I definitely agree with that too. I talked to hotel managers, and they are mostly very excited about the idea, but until they pay me, there is no way of finding out for sure. In the end, in-room tablets might not be a thing, but hotels will need to use technology to understand their in-house guests better, personalize their experiences and automate many things that the staff do now, I have no doubt about it.
IMHO the key is to not think about scaling and economics when you initially try out stuff. You need to find one friendly hotel manager who puts one tablet in one of their rooms, and have reception staff ask the guest on checkout how they liked the tablet offering. That is enough for you to get a feedback loop going. If after a few development cycles your product is exciting enough that the friendly hotel manager considers paying for it, then you think about how you can make it work for that one hotel (from an economic perspective). Then you approach your second hotel.
Of course, it makes sense to have a plan about scaling, but it is a mistake to already put everything in place to be prepared for scaling.
(Disclaimer: working in a startup, but not a founder)

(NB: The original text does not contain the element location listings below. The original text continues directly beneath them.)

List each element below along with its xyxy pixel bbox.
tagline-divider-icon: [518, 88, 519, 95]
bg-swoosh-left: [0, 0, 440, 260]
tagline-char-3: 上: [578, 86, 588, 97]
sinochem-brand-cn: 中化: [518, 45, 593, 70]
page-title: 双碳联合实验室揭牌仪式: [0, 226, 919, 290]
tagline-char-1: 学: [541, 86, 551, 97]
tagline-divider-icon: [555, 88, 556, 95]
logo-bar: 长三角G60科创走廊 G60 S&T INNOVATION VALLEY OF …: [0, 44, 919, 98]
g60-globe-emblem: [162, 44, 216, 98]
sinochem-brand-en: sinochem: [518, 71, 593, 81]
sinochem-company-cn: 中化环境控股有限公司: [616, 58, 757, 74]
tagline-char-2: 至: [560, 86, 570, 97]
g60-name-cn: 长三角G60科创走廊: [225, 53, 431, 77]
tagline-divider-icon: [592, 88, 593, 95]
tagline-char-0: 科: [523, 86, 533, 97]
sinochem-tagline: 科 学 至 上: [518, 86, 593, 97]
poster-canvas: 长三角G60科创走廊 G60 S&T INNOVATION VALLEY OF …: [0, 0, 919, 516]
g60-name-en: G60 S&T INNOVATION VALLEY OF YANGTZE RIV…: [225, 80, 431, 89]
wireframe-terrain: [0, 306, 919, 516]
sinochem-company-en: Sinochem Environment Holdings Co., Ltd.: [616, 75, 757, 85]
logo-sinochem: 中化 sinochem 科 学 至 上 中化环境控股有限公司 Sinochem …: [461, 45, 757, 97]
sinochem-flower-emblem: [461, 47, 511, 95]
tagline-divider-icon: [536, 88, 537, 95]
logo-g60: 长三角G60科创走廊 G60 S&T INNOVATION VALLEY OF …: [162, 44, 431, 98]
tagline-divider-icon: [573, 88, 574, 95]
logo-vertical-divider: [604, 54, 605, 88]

That process is definitely different in an enterprise market. For whole-hog adoption, giant companies will want a mature solution. So instead you find ways to derisk it. Maybe it's a pilot program with a larger player. Maybe it's proving out the technology in an SMB context. Maybe you just find one mom-and-pop hotel who pays you not in money but in their time and data. Maybe you start with a single floor or even a single hotel room into which you preferentially book people who you think will be early adopters.
The M in MVP is for Minimum, and that applies not just to the product, but to the context of use. You start as small as possible, just enough to test your hypotheses. The smaller your tests, the faster you learn.

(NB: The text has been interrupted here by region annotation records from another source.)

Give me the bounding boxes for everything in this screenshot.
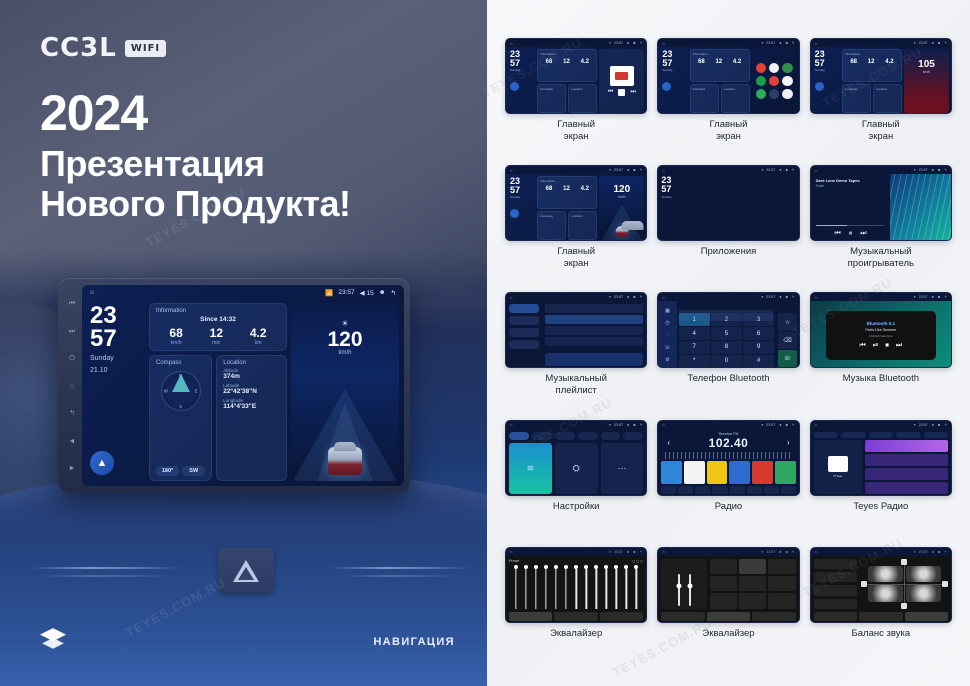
tab-item[interactable] (814, 432, 838, 438)
home-icon: ⌂ (662, 41, 664, 46)
preset-1[interactable] (661, 461, 682, 484)
thumb-clock: 23:57 (766, 550, 775, 554)
prev-station-icon[interactable]: ‹ (667, 438, 670, 447)
gallery-item[interactable]: ⌂▾23:57◄☻↰ ▦◷◌☏⚙ 1 2 3 4 5 6 7 8 (657, 292, 799, 413)
track-artist: Childish Gambino (869, 334, 893, 338)
preset-3[interactable] (707, 461, 728, 484)
assistant-icon[interactable] (815, 82, 824, 91)
volume-down-icon[interactable]: ◄ (69, 438, 76, 445)
screen-thumbnail-apps[interactable]: ⌂▾23:57◄☻↰ 23 57 Sunday (657, 165, 799, 241)
bt-player-panel: Bluetooth 5.1 Feels Like Summer Childish… (826, 311, 935, 360)
screen-thumbnail-home-drive2[interactable]: ⌂▾23:57◄☻↰ 2357Sunday Information68124.2… (505, 165, 647, 241)
mode-tile[interactable] (768, 559, 795, 574)
eq-band[interactable] (552, 565, 560, 609)
eq-band[interactable] (562, 565, 570, 609)
clock-minutes: 57 (90, 328, 143, 351)
tab-fader[interactable] (707, 612, 750, 621)
mode-tile[interactable] (710, 559, 737, 574)
mode-tile[interactable] (739, 576, 766, 591)
location-widget[interactable]: Location (721, 84, 750, 113)
station-row[interactable] (865, 440, 948, 452)
clock-minutes: 57 (662, 59, 685, 68)
wifi-icon: ▾ (609, 423, 611, 427)
app-icon-play-store[interactable] (756, 89, 766, 99)
preset-row[interactable] (814, 559, 857, 569)
screen-thumbnail-home-media[interactable]: ⌂▾23:57◄☻↰ 2357Sunday Information68124.2… (505, 38, 647, 114)
screen-thumbnail-equalizer[interactable]: ⌂▾23:57◄☻↰ Preset◻ ◻ ◻ (505, 547, 647, 623)
app-icon-maps[interactable] (782, 63, 792, 73)
hotspot-card[interactable]: ⛭ (555, 443, 598, 494)
bluetooth-icon: ☻ (785, 423, 789, 427)
prev-icon[interactable]: ⏮ (608, 89, 613, 96)
app-icon-navigation[interactable] (756, 76, 766, 86)
key-4[interactable]: 4 (679, 327, 710, 340)
assistant-icon[interactable] (662, 82, 671, 91)
frequency-row[interactable]: ‹ 102.40 › (661, 436, 795, 450)
key-8[interactable]: 8 (711, 341, 742, 354)
stat-value: 12 (210, 326, 223, 340)
gallery-item[interactable]: ⌂▾23:57◄☻↰ Bluetooth 5.1 Feels Like Summ… (810, 292, 952, 413)
clock-column: 2357Sunday (813, 49, 840, 113)
category-item[interactable] (509, 340, 539, 349)
eq-band[interactable] (512, 565, 520, 609)
app-icon-settings[interactable] (782, 76, 792, 86)
gallery-item[interactable]: ⌂▾23:57◄☻↰ Preset◻ ◻ ◻ (505, 547, 647, 668)
mode-tile[interactable] (739, 593, 766, 608)
screen-thumbnail-home-apps[interactable]: ⌂▾23:57◄☻↰ 2357Sunday Information68124.2… (657, 38, 799, 114)
location-title: Location (724, 87, 747, 91)
stop-icon[interactable] (618, 89, 625, 96)
back-icon: ↰ (639, 550, 642, 554)
home-button-icon[interactable]: ⌂ (90, 289, 320, 296)
eq-band[interactable] (572, 565, 580, 609)
eq-band[interactable] (592, 565, 600, 609)
home-layout: 2357Sunday Information68124.2 CompassLoc… (506, 174, 646, 241)
play-pause-icon[interactable]: ⏯ (873, 342, 879, 350)
driving-widget[interactable]: ☀ 120 km/h (291, 303, 399, 481)
home-icon: ⌂ (510, 422, 512, 427)
lower-widgets-row: Compass N E S W (149, 355, 287, 481)
back-icon: ↰ (639, 168, 642, 172)
gallery-item[interactable]: ⌂▾23:57◄☻↰ (810, 547, 952, 668)
equalizer-tabs[interactable] (661, 612, 795, 621)
dialpad-actions[interactable]: ☆⌫☏ (776, 301, 798, 368)
radio-presets[interactable] (661, 461, 795, 484)
preset-4[interactable] (729, 461, 750, 484)
tab-item[interactable] (896, 432, 920, 438)
stat-value: 4.2 (733, 59, 741, 65)
screen-thumbnail-teyes-radio[interactable]: ⌂▾23:57◄☻↰ ⏮ ⏹ ⏭ (810, 420, 952, 496)
screen-thumbnail-sound-balance[interactable]: ⌂▾23:57◄☻↰ (810, 547, 952, 623)
pause-icon[interactable]: ⏸ (849, 230, 853, 238)
screen-thumbnail-bluetooth-music[interactable]: ⌂▾23:57◄☻↰ Bluetooth 5.1 Feels Like Summ… (810, 292, 952, 368)
station-row[interactable] (865, 468, 948, 480)
bluetooth-icon: ☻ (633, 423, 637, 427)
volume-up-icon[interactable]: ► (69, 465, 76, 472)
balance-right-handle[interactable] (942, 581, 948, 587)
compass-heading: 180° (156, 466, 179, 476)
preset-controls[interactable]: ◻ ◻ ◻ (632, 559, 643, 563)
gallery-item[interactable]: ⌂▾23:57◄☻↰ 2357Sunday Information68124.2… (505, 165, 647, 286)
speed-unit: km/h (904, 70, 949, 74)
clock-column: 2357Sunday (508, 49, 535, 113)
location-widget[interactable]: Location (873, 84, 902, 113)
compass-title: Compass (156, 360, 205, 366)
volume-icon: ◄ (626, 295, 630, 299)
teyes-radio-tabs[interactable] (814, 432, 948, 438)
settings-cards[interactable]: ≋⛭⋯ (509, 443, 643, 494)
gallery-caption: Приложения (701, 246, 757, 258)
screen-thumbnail-home-drive[interactable]: ⌂▾23:57◄☻↰ 2357Sunday Information68124.2… (810, 38, 952, 114)
eq-band[interactable] (632, 565, 640, 609)
track-row[interactable] (545, 337, 643, 346)
home-icon: ⌂ (510, 168, 512, 173)
home-icon: ⌂ (662, 549, 664, 554)
tab-eq[interactable] (814, 612, 857, 621)
wifi-icon: ▾ (761, 168, 763, 172)
eq-band[interactable] (542, 565, 550, 609)
thumb-clock: 23:57 (919, 295, 928, 299)
tab-display[interactable] (555, 432, 575, 440)
station-list[interactable] (865, 440, 948, 494)
player-controls[interactable]: ⏮⏸⏭ (816, 230, 886, 238)
app-icon-radio[interactable] (769, 76, 779, 86)
tab-balance[interactable] (905, 612, 948, 621)
back-icon: ↰ (944, 550, 947, 554)
backspace-icon[interactable]: ⌫ (778, 332, 796, 349)
recents-icon[interactable]: ◷ (665, 320, 669, 326)
toolbar-list[interactable] (695, 486, 710, 494)
tab-item[interactable] (869, 432, 893, 438)
next-station-icon[interactable]: › (787, 438, 790, 447)
driving-widget[interactable]: 120 km/h (599, 176, 644, 240)
settings-icon[interactable]: ⚙ (665, 357, 669, 363)
hero-title-block: 2024 Презентация Нового Продукта! (40, 88, 351, 225)
tab-balance[interactable] (752, 612, 795, 621)
status-volume[interactable]: ◀ 15 (360, 289, 374, 297)
tab-balance[interactable] (600, 612, 643, 621)
information-stats: 68124.2 (693, 59, 747, 65)
screen-thumbnail-music-player[interactable]: ⌂▾23:57◄☻↰ Dark Lane Demo Tapes Drake ⏮⏸… (810, 165, 952, 241)
settings-tabs[interactable] (509, 432, 643, 440)
head-unit-screen[interactable]: ⌂ 📶 23:57 ◀ 15 ☻ ↰ 23 57 Sunday 21.10 (82, 285, 404, 486)
balance-presets[interactable] (814, 559, 857, 609)
track-row[interactable] (545, 315, 643, 324)
tab-fader[interactable] (859, 612, 902, 621)
toolbar-band[interactable] (661, 486, 676, 494)
more-card[interactable]: ⋯ (601, 443, 644, 494)
compass-widget[interactable]: Compass N E S W (149, 355, 212, 481)
call-button[interactable]: ☏ (778, 350, 796, 367)
favorite-icon[interactable]: ☆ (778, 313, 796, 330)
radio-frequency: 102.40 (709, 436, 749, 450)
thumb-status-bar: ⌂▾23:57◄☻↰ (658, 39, 798, 47)
hero-title-line1: Презентация (40, 144, 351, 184)
key-7[interactable]: 7 (679, 341, 710, 354)
key-6[interactable]: 6 (743, 327, 774, 340)
lower-widgets-row: CompassLocation (537, 84, 597, 113)
gallery-caption: Главныйэкран (557, 246, 595, 270)
gallery-caption: Главныйэкран (862, 119, 900, 143)
preset-row[interactable] (814, 599, 857, 609)
app-icon-gallery[interactable] (769, 63, 779, 73)
eq-band[interactable] (532, 565, 540, 609)
album-art (610, 66, 634, 86)
bluetooth-icon: ☻ (785, 295, 789, 299)
balance-tabs[interactable] (814, 612, 948, 621)
tab-sound[interactable] (532, 432, 552, 440)
app-grid[interactable] (752, 49, 797, 113)
app-drawer-grid[interactable] (684, 174, 706, 241)
screen-thumbnail-equalizer-modes[interactable]: ⌂▾23:57◄☻↰ (657, 547, 799, 623)
tab-fader[interactable] (554, 612, 597, 621)
radio-dial[interactable] (665, 452, 791, 459)
eq-band[interactable] (602, 565, 610, 609)
home-icon: ⌂ (662, 168, 664, 173)
equalizer-layout: Preset◻ ◻ ◻ (506, 556, 646, 623)
preset-6[interactable] (775, 461, 796, 484)
screen-thumbnail-settings[interactable]: ⌂▾23:57◄☻↰ ≋⛭⋯ (505, 420, 647, 496)
driving-widget[interactable]: 105 km/h (904, 49, 949, 113)
screen-thumbnail-radio[interactable]: ⌂▾23:57◄☻↰ Receiver FM ‹ 102.40 › (657, 420, 799, 496)
information-widget[interactable]: Information68124.2 (842, 49, 902, 82)
app-icon-music[interactable] (756, 63, 766, 73)
tab-about[interactable] (623, 432, 643, 440)
next-icon[interactable]: ⏭ (860, 230, 866, 238)
eq-band[interactable] (612, 565, 620, 609)
contacts-icon[interactable]: ☏ (664, 345, 670, 351)
back-icon: ↰ (792, 295, 795, 299)
gallery-item[interactable]: ⌂▾23:57◄☻↰ 2357Sunday Information68124.2… (505, 38, 647, 159)
information-stats: 68124.2 (540, 59, 594, 65)
lower-widgets-row: CompassLocation (690, 84, 750, 113)
compass-widget[interactable]: Compass (537, 211, 566, 240)
toolbar-apps[interactable] (781, 486, 796, 494)
media-controls[interactable]: ⏮⏭ (608, 89, 636, 96)
eq-band[interactable] (582, 565, 590, 609)
progress-bar[interactable] (816, 225, 886, 227)
longitude-value: 114°4'33"E (223, 403, 280, 410)
search-icon[interactable]: ◌ (666, 332, 669, 338)
toolbar-loc[interactable] (730, 486, 745, 494)
fader-sliders[interactable] (661, 559, 707, 609)
track-row[interactable] (545, 304, 643, 313)
track-row[interactable] (545, 326, 643, 335)
compass-south: S (179, 404, 182, 409)
tab-apps[interactable] (601, 432, 621, 440)
back-icon[interactable]: ↰ (69, 410, 75, 417)
hazard-lights-button[interactable] (218, 548, 274, 594)
location-widget[interactable]: Location (568, 84, 597, 113)
stat-value: 12 (563, 186, 570, 192)
track-list[interactable] (542, 301, 646, 368)
player-controls[interactable]: ⏮⏯⏹⏭ (859, 342, 902, 350)
gallery-caption: Музыка Bluetooth (843, 373, 919, 385)
category-item[interactable] (509, 328, 539, 337)
now-playing-bar[interactable] (545, 353, 643, 366)
gallery-caption: Главныйэкран (557, 119, 595, 143)
screens-gallery-panel: ⌂▾23:57◄☻↰ 2357Sunday Information68124.2… (487, 0, 970, 686)
compass-widget[interactable]: Compass (842, 84, 871, 113)
hero-title-line2: Нового Продукта! (40, 184, 351, 224)
toolbar-settings[interactable] (764, 486, 779, 494)
location-title: Location (571, 87, 594, 91)
tab-wlan[interactable] (509, 432, 529, 440)
preset-row[interactable] (814, 585, 857, 595)
location-widget[interactable]: Location (568, 211, 597, 240)
btn-prev-icon[interactable]: ⏮ (69, 300, 75, 307)
information-widget[interactable]: Information Since 14:32 68 km/h 12 min (149, 303, 287, 351)
key-9[interactable]: 9 (743, 341, 774, 354)
mode-tile[interactable] (710, 576, 737, 591)
location-widget[interactable]: Location Altitude 374m Latitude 22°42'38… (216, 355, 287, 481)
stat-value: 68 (169, 326, 182, 340)
screen-thumbnail-playlist[interactable]: ⌂▾23:57◄☻↰ (505, 292, 647, 368)
playlist-categories[interactable] (506, 301, 542, 368)
thumb-clock: 23:57 (766, 423, 775, 427)
home-icon: ⌂ (815, 41, 817, 46)
tab-eq[interactable] (661, 612, 704, 621)
compass-title: Compass (693, 87, 716, 91)
station-controls[interactable]: ⏮ ⏹ ⏭ (834, 474, 843, 478)
preset-2[interactable] (684, 461, 705, 484)
home-icon: ⌂ (815, 549, 817, 554)
information-widget[interactable]: Information68124.2 (690, 49, 750, 82)
mode-tile[interactable] (710, 593, 737, 608)
back-icon[interactable]: ↰ (391, 289, 396, 297)
balance-pad[interactable] (861, 559, 948, 609)
key-hash[interactable]: # (743, 355, 774, 368)
assistant-icon[interactable] (510, 82, 519, 91)
bluetooth-icon[interactable]: ☻ (379, 289, 386, 296)
bluetooth-icon: ☻ (785, 550, 789, 554)
clock-column: 23 57 Sunday (658, 174, 683, 241)
mode-tile[interactable] (768, 593, 795, 608)
tab-item[interactable] (924, 432, 948, 438)
information-widget[interactable]: Information68124.2 (537, 49, 597, 82)
volume-icon: ◄ (931, 168, 935, 172)
dialpad-icon[interactable]: ▦ (665, 308, 670, 314)
equalizer-bands[interactable] (509, 565, 643, 609)
track-title: Dark Lane Demo Tapes (816, 178, 886, 183)
tab-item[interactable] (841, 432, 865, 438)
eq-band[interactable] (622, 565, 630, 609)
home-icon: ⌂ (815, 168, 817, 173)
tab-system[interactable] (578, 432, 598, 440)
key-5[interactable]: 5 (711, 327, 742, 340)
station-card[interactable]: ⏮ ⏹ ⏭ (814, 440, 862, 494)
station-logo (828, 456, 848, 472)
compass-widget[interactable]: Compass (690, 84, 719, 113)
key-0[interactable]: 0 (711, 355, 742, 368)
volume-icon: ◄ (778, 41, 782, 45)
brand-name: CC3L (40, 33, 117, 63)
station-row[interactable] (865, 454, 948, 466)
media-player: ⏮⏭ (599, 49, 644, 113)
category-item[interactable] (509, 304, 539, 313)
bluetooth-music-layout: Bluetooth 5.1 Feels Like Summer Childish… (811, 301, 951, 368)
location-latitude: Latitude 22°42'38"N (223, 383, 280, 395)
power-icon[interactable]: ⏻ (69, 355, 75, 362)
btn-next-icon[interactable]: ⏭ (69, 328, 75, 335)
volume-icon: ◄ (778, 550, 782, 554)
assistant-icon[interactable]: ▲ (90, 451, 114, 475)
location-longitude: Longitude 114°4'33"E (223, 398, 280, 410)
key-star[interactable]: * (679, 355, 710, 368)
stat-unit: min (210, 340, 223, 346)
assistant-icon[interactable] (510, 209, 519, 218)
preset-row[interactable] (814, 572, 857, 582)
category-item[interactable] (509, 316, 539, 325)
gallery-item[interactable]: ⌂▾23:57◄☻↰ 2357Sunday Information68124.2… (657, 38, 799, 159)
information-stats: 68 km/h 12 min 4.2 km (156, 326, 280, 346)
toolbar-scan[interactable] (678, 486, 693, 494)
mode-tile[interactable] (739, 559, 766, 574)
prev-icon[interactable]: ⏮ (859, 342, 865, 350)
gallery-item[interactable]: ⌂▾23:57◄☻↰ 2357Sunday Information68124.2… (810, 38, 952, 159)
thumb-status-bar: ⌂▾23:57◄☻↰ (811, 548, 951, 556)
equalizer-modes-layout (658, 556, 798, 623)
wifi-card[interactable]: ≋ (509, 443, 552, 494)
station-row[interactable] (865, 482, 948, 494)
radio-toolbar[interactable] (661, 486, 795, 494)
preset-5[interactable] (752, 461, 773, 484)
equalizer-tabs[interactable] (509, 612, 643, 621)
gallery-item[interactable]: ⌂▾23:57◄☻↰ Музыкальныйплейлист (505, 292, 647, 413)
sound-mode-grid[interactable] (710, 559, 796, 609)
media-widget[interactable]: ⏮⏭ (599, 49, 644, 113)
fader-right[interactable] (689, 574, 691, 606)
app-shortcuts-widget[interactable] (752, 49, 797, 113)
gallery-item[interactable]: ⌂▾23:57◄☻↰ Receiver FM ‹ 102.40 › (657, 420, 799, 541)
gallery-item[interactable]: ⌂▾23:57◄☻↰ 23 57 Sunday (657, 165, 799, 286)
dialpad-layout: ▦◷◌☏⚙ 1 2 3 4 5 6 7 8 9 * (658, 301, 798, 368)
number-display[interactable] (678, 310, 773, 321)
mode-tile[interactable] (768, 576, 795, 591)
thumb-status-bar: ⌂▾23:57◄☻↰ (506, 166, 646, 174)
information-widget[interactable]: Information68124.2 (537, 176, 597, 209)
prev-icon[interactable]: ⏮ (834, 230, 840, 238)
gallery-item[interactable]: ⌂▾23:57◄☻↰ ⏮ ⏹ ⏭ Teyes Радио (810, 420, 952, 541)
gallery-item[interactable]: ⌂▾23:57◄☻↰ Dark Lane Demo Tapes Drake ⏮⏸… (810, 165, 952, 286)
app-icon-all-apps[interactable] (782, 89, 792, 99)
clock-widget[interactable]: 23 57 Sunday 21.10 ▲ (87, 303, 145, 481)
toolbar-st[interactable] (747, 486, 762, 494)
app-icon-files[interactable] (769, 89, 779, 99)
balance-crosshair (861, 559, 948, 609)
balance-up-handle[interactable] (901, 559, 907, 565)
gallery-item[interactable]: ⌂▾23:57◄☻↰ Эквалайзер (657, 547, 799, 668)
fader-left[interactable] (678, 574, 680, 606)
stop-icon[interactable]: ⏹ (885, 342, 889, 350)
next-icon[interactable]: ⏭ (896, 342, 902, 350)
screen-thumbnail-bluetooth-phone[interactable]: ⌂▾23:57◄☻↰ ▦◷◌☏⚙ 1 2 3 4 5 6 7 8 (657, 292, 799, 368)
gallery-item[interactable]: ⌂▾23:57◄☻↰ ≋⛭⋯ Настройки (505, 420, 647, 541)
home-icon[interactable]: ⌂ (70, 383, 74, 390)
track-artist: Drake (816, 184, 886, 188)
head-unit-side-buttons[interactable]: ⏮ ⏭ ⏻ ⌂ ↰ ◄ ► (64, 294, 80, 478)
balance-left-handle[interactable] (861, 581, 867, 587)
toolbar-eq[interactable] (712, 486, 727, 494)
speed-unit: km/h (291, 350, 399, 356)
eq-band[interactable] (522, 565, 530, 609)
tab-eq[interactable] (509, 612, 552, 621)
next-icon[interactable]: ⏭ (630, 89, 635, 96)
compass-widget[interactable]: Compass (537, 84, 566, 113)
balance-down-handle[interactable] (901, 603, 907, 609)
thumb-status-bar: ⌂▾23:57◄☻↰ (811, 293, 951, 301)
phone-nav-rail[interactable]: ▦◷◌☏⚙ (658, 301, 676, 368)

He makes another rookie mistake here: "I still need to buy the same number of tablets to rent to hotels, and can’t even really discount the product that much." Lean Startups are not cheap startups. It cost Toyota millions to build the first Prius, but they did not sell it for millions. That's fine, because the point of your early MVPs is not to cover the expenses. It's to learn things, including about what people will pay. In Lean thinking you price based on value, not cost, and then work hard to minimize costs while maintaining value.